The “meta-analysis” published in JAMA, which is a statistical analysis of previously published data, looked at 815 antioxidant trials but included only 68 of them in its analysis, Frei said. And two of the studies excluded – which were published in the Journal of the National Cancer Institute and the prominent British medical journal Lancet – found substantial benefits and reduced mortality from intake of antioxidant supplements.
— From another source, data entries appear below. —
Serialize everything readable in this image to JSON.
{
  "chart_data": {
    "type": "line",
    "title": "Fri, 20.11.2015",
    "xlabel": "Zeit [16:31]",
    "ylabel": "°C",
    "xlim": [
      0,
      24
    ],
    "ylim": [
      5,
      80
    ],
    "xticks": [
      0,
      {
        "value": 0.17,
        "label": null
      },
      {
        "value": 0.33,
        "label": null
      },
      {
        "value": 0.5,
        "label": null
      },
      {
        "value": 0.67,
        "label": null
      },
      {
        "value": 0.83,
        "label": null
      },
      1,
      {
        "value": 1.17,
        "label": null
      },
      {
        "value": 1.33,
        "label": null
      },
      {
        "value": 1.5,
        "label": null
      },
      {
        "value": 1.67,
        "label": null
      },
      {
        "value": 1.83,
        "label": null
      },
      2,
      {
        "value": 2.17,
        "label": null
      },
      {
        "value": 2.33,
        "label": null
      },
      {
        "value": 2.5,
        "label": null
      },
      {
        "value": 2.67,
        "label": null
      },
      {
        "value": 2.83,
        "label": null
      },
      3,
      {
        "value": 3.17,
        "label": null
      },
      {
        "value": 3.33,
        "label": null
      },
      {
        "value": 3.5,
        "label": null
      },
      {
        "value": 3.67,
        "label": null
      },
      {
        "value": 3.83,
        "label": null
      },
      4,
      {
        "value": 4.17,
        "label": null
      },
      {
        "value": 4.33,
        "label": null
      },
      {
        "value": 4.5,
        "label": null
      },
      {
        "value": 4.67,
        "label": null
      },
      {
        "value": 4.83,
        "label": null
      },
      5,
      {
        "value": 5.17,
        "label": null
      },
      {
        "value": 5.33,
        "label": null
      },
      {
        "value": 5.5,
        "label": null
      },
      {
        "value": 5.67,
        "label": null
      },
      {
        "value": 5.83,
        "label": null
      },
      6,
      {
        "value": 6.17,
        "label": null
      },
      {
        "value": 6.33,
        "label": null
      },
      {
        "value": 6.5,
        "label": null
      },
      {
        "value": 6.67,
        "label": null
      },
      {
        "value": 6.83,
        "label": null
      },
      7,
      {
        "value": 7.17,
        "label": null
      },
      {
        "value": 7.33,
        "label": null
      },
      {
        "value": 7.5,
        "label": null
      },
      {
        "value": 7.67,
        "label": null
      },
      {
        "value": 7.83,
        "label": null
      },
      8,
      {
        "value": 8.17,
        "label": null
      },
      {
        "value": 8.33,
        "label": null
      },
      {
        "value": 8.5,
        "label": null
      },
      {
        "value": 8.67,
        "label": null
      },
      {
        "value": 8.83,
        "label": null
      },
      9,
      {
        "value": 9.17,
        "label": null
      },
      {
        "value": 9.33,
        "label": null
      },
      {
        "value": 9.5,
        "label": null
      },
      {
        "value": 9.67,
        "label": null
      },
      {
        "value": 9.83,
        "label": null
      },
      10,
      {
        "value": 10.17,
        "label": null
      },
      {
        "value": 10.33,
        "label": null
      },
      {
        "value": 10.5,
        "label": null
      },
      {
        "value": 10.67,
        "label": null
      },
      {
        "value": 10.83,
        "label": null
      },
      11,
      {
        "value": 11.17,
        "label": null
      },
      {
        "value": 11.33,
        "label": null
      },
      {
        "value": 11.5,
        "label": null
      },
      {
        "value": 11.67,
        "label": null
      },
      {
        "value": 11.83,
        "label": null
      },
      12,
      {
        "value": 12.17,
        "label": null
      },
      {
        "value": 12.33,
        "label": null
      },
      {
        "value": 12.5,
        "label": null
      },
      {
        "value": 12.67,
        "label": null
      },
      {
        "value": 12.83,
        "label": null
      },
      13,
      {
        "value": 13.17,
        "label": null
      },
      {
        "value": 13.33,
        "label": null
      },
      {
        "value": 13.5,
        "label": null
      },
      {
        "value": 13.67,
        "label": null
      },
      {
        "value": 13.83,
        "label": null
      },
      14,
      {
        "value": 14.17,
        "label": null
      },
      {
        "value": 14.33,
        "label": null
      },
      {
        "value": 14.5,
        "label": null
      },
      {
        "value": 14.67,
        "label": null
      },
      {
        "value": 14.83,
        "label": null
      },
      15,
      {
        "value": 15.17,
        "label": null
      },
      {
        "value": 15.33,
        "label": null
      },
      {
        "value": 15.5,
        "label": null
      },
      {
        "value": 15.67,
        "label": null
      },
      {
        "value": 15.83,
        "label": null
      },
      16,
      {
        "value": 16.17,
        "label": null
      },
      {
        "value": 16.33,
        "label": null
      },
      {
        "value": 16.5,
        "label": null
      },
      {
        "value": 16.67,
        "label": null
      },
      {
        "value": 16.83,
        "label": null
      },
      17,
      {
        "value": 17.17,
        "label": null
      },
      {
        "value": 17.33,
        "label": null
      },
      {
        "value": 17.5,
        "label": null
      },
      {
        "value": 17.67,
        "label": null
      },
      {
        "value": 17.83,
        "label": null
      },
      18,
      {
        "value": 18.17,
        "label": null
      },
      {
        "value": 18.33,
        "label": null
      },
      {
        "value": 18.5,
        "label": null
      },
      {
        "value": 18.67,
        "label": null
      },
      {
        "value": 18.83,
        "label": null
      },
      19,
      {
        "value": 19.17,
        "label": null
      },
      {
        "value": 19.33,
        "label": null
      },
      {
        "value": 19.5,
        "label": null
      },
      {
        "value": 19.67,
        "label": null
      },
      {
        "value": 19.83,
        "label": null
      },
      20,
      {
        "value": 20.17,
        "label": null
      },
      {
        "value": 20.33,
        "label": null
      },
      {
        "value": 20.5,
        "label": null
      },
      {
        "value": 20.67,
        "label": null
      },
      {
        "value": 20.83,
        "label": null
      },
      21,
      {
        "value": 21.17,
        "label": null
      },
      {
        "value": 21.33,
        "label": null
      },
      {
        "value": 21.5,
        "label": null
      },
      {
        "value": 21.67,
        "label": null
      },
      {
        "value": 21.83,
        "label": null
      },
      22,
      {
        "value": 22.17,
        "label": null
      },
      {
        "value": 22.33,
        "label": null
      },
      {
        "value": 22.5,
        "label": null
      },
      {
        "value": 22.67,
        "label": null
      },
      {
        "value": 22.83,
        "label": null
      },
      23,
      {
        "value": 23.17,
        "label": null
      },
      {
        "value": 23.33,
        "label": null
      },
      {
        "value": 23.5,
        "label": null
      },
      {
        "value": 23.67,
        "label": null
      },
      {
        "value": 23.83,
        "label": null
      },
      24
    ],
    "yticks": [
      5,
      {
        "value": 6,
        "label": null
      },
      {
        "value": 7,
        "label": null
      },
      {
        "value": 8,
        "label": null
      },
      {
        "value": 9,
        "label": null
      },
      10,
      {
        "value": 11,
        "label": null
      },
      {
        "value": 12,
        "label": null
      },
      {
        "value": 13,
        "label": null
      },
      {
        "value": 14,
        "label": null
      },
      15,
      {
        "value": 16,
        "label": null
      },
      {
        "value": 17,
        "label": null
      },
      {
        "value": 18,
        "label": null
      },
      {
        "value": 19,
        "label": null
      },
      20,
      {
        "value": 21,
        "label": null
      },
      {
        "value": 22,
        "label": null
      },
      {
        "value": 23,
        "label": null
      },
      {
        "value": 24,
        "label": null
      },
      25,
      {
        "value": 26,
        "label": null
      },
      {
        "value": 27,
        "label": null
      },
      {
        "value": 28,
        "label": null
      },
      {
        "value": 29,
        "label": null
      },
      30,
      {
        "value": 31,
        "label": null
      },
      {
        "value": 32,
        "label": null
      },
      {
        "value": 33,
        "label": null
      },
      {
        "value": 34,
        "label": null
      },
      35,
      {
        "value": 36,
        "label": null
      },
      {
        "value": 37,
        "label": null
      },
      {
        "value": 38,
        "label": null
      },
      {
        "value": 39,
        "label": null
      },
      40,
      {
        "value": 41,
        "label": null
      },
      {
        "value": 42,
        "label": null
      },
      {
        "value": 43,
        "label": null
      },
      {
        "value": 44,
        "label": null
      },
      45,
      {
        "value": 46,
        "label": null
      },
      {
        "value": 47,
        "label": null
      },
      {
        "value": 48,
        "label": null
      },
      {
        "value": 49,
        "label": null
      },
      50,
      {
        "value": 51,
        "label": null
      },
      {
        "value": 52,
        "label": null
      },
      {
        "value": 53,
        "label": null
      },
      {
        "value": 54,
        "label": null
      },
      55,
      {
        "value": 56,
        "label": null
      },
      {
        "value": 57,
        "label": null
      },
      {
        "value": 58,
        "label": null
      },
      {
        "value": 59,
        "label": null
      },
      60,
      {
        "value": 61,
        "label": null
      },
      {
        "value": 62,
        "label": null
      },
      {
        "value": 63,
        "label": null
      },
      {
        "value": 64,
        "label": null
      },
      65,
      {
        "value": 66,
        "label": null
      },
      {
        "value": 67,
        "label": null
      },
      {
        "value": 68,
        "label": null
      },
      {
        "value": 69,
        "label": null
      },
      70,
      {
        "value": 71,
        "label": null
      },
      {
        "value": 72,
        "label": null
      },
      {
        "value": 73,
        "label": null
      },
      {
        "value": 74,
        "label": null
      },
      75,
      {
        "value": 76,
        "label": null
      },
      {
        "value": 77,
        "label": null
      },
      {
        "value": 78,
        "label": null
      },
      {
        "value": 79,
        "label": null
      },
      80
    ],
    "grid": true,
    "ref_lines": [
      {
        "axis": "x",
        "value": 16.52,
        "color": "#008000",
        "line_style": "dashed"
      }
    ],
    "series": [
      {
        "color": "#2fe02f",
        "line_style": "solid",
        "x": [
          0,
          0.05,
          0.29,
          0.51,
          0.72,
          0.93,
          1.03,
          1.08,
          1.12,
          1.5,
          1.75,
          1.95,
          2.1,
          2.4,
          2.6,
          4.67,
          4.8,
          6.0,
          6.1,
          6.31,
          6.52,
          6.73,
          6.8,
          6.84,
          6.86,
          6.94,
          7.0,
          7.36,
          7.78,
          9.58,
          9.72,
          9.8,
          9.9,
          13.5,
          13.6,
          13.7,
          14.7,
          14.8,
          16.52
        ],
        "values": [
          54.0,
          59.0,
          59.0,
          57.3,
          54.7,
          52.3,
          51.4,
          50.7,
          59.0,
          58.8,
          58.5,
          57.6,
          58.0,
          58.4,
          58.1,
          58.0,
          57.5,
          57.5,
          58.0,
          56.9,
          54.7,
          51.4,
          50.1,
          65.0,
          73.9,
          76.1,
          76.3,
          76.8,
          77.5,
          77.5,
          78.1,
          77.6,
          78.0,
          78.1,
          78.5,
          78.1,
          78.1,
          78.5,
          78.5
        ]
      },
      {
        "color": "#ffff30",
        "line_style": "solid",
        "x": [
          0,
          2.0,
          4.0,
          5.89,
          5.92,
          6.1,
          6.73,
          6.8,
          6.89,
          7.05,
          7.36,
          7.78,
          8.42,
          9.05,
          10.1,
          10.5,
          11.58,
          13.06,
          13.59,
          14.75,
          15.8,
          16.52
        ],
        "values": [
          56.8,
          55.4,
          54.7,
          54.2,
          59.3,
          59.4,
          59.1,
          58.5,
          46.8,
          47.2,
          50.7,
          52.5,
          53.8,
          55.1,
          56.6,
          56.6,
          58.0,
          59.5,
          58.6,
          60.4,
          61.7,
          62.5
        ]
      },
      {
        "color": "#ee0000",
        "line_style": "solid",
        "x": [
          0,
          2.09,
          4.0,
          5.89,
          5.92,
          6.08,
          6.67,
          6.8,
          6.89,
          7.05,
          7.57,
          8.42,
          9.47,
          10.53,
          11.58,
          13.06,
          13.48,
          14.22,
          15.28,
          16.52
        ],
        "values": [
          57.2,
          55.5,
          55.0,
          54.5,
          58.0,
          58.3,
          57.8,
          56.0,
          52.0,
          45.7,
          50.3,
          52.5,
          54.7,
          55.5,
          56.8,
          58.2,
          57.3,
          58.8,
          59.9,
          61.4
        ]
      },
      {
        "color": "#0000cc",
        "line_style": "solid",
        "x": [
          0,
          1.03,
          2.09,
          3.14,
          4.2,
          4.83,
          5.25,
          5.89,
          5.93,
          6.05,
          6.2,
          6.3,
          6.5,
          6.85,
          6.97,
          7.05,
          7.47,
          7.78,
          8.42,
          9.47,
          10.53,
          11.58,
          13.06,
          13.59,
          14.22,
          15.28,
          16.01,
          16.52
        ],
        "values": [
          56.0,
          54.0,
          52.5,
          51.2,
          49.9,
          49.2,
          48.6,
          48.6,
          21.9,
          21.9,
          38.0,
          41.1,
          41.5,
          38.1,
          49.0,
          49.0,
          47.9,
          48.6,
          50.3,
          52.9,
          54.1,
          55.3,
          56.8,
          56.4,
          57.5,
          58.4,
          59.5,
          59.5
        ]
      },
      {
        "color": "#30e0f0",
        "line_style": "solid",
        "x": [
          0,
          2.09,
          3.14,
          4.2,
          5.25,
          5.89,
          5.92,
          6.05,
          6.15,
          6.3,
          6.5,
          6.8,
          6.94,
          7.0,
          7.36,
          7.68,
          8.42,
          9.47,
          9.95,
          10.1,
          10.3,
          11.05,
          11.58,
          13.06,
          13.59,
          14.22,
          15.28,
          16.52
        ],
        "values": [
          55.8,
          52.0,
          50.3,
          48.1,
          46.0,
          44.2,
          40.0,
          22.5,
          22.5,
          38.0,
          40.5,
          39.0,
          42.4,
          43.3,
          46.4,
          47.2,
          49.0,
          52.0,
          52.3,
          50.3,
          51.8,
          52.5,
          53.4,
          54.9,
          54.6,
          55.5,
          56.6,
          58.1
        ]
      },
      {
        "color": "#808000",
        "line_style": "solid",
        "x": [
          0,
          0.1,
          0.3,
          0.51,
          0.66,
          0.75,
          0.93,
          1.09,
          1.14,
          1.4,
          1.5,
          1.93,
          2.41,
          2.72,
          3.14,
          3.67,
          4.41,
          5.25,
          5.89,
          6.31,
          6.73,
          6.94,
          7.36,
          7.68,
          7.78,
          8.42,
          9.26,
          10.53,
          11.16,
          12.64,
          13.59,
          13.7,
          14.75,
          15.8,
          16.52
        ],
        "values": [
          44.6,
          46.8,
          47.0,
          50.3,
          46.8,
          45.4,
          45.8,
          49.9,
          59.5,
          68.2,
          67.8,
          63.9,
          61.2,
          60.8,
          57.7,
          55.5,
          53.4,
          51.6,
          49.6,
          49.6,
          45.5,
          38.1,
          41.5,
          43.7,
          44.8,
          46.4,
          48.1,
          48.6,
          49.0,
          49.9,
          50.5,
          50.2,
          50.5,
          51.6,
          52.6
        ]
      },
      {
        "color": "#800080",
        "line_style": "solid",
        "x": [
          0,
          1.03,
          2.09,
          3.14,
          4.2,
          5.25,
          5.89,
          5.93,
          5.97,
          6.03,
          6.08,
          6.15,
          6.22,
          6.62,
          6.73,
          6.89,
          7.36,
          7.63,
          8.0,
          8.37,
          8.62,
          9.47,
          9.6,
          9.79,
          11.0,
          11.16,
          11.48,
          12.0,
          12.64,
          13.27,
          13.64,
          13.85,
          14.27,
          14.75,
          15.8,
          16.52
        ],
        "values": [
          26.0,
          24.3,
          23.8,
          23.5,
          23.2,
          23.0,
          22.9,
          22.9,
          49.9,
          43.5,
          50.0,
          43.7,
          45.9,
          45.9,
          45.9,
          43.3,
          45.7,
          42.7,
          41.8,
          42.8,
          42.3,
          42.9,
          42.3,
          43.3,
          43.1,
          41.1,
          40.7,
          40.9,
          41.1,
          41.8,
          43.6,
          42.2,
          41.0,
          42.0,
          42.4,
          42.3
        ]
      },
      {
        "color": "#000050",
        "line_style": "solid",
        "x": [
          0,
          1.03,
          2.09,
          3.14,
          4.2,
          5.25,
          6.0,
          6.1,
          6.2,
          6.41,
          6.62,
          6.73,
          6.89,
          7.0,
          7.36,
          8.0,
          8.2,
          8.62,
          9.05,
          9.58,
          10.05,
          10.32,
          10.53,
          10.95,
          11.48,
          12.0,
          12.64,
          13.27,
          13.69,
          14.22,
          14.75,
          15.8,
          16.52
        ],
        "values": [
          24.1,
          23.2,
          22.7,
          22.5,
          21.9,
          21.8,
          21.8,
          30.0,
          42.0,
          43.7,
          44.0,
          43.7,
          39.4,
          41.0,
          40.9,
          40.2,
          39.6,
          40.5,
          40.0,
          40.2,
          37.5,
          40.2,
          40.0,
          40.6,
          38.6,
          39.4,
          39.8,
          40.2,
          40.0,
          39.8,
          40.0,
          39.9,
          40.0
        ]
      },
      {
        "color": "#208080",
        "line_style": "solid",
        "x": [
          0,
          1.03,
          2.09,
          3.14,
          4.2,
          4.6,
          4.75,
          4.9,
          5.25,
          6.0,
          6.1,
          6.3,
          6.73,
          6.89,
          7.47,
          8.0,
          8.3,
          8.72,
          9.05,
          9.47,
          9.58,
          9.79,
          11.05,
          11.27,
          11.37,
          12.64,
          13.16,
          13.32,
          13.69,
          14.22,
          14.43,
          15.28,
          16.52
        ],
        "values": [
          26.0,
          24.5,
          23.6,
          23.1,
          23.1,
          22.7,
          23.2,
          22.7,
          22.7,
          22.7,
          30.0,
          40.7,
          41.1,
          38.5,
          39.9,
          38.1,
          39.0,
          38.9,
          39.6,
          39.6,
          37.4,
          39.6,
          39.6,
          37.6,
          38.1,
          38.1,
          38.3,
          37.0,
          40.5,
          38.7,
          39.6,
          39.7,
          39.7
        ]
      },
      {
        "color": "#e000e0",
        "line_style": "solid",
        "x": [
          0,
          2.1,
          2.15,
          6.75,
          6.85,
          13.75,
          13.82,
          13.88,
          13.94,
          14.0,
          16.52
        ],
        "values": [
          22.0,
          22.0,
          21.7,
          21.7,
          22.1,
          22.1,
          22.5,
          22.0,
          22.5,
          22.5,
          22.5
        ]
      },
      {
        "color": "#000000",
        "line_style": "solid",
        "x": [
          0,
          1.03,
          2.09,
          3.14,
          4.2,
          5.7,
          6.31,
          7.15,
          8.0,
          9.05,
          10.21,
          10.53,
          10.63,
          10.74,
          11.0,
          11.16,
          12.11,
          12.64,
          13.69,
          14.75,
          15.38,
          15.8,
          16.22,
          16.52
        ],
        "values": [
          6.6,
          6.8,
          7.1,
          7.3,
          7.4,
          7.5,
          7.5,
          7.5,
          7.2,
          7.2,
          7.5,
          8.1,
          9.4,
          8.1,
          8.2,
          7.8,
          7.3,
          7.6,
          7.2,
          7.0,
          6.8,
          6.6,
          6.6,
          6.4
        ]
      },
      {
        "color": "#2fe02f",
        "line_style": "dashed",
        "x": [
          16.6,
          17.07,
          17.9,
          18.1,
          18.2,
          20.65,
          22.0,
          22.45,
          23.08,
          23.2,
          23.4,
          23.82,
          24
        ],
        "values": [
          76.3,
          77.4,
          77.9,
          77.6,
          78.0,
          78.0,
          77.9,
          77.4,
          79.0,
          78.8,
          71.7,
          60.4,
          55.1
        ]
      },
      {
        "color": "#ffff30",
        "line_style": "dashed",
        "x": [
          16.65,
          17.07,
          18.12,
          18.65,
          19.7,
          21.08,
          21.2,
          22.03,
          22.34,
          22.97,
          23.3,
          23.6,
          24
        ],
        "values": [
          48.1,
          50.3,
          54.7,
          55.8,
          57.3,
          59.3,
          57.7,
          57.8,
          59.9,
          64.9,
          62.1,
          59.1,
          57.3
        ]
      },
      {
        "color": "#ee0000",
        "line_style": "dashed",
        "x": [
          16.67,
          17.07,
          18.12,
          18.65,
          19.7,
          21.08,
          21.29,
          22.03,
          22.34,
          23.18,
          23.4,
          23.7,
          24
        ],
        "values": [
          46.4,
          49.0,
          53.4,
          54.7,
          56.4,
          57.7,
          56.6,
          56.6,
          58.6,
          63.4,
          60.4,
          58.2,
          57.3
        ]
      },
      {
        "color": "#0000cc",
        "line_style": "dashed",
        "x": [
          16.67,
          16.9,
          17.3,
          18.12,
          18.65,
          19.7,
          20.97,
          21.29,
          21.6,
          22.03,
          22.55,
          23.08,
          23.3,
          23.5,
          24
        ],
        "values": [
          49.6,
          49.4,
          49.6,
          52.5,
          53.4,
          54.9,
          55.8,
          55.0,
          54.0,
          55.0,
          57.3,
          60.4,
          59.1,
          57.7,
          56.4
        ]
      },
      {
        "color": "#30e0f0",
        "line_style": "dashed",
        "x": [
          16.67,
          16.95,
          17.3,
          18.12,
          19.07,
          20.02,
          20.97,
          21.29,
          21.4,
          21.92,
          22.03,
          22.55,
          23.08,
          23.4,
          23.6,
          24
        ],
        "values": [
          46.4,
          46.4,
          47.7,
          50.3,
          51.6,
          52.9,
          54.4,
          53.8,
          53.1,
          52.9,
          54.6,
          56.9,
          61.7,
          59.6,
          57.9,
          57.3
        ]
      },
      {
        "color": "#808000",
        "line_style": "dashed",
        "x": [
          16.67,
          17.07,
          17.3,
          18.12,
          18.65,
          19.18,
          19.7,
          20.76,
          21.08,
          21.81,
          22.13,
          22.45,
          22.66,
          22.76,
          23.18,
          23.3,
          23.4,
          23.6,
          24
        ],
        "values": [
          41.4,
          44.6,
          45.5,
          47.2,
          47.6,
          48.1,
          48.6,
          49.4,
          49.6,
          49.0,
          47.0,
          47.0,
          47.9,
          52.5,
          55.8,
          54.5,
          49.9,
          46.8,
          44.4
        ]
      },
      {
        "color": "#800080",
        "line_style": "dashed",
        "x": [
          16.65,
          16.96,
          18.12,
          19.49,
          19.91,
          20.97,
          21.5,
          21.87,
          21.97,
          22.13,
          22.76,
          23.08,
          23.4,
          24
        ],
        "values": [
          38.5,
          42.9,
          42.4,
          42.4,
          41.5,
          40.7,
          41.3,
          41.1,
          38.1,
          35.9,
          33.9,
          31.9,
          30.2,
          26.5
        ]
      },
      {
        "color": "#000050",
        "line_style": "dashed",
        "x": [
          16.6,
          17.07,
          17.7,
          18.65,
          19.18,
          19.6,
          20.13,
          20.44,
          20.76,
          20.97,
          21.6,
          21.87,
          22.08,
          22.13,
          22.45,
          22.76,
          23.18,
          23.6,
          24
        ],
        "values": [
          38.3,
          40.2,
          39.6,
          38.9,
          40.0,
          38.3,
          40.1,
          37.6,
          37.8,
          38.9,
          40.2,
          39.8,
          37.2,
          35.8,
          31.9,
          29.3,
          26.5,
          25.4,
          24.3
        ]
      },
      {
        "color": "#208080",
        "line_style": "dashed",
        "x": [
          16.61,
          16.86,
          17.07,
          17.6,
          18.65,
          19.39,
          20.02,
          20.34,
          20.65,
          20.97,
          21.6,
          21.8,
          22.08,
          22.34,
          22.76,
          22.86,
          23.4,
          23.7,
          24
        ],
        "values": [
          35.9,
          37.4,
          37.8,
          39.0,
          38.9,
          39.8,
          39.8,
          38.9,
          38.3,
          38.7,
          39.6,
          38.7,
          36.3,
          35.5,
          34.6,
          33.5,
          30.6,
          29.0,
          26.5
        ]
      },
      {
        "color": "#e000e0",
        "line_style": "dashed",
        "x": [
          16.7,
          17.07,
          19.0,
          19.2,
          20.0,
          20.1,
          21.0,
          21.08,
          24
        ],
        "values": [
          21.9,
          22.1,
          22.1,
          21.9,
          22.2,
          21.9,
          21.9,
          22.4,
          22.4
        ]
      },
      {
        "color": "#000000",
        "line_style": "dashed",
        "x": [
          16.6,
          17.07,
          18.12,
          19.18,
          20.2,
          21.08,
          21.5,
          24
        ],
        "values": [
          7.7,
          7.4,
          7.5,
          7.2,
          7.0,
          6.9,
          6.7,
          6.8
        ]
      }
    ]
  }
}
“If these two large studies had been included, none of the reported effects on increased mortality would have been significant, with the exception of the effects of beta carotene,” Frei said. “And the research showing a higher incidence of lung cancer in smokers who take supplements of beta carotene or vitamin A is old news, that’s been known for many years. Very high doses of vitamin A are known to have multiple adverse health effects.”

All the new study really demonstrates, Frei said, is a bias toward identifying studies or research that show harm caused by antioxidants, and selective removal of research that shows benefits.

The mean duration of the reviewed trials was 2.7 years, so the implied conclusion is that taking antioxidant supplements can kill people in less than three years, Frei said. It is absurd to think that vitamin supplements could have such an effect, he said, and no biological mechanism has been identified that would explain it. In addition, the causes of death were not considered or were not determined in many of the studies reviewed, and may include accidents or other causes that have nothing to do with diet or oxidative stress.

Most trials cited in the study, Frei said, tested multiple antioxidants and additional interventions in the treatment of disease, including a long list of other dietary supplements and pharmaceutical drugs. The underlying health problems or multiple types of medical, drug and surgical treatments could all interfere with or mask the effects that can be attributed directly to antioxidants, he said.

“These trials don’t tell us anything about the usefulness of antioxidants in the prevention of disease, or whether the supplements had the intended effect of lowering oxidative stress in the body,” Frei said. “It’s like doing a cholesterol-lowering trial without ever measuring serum cholesterol. How can you draw any conclusions from such a poorly-designed study?”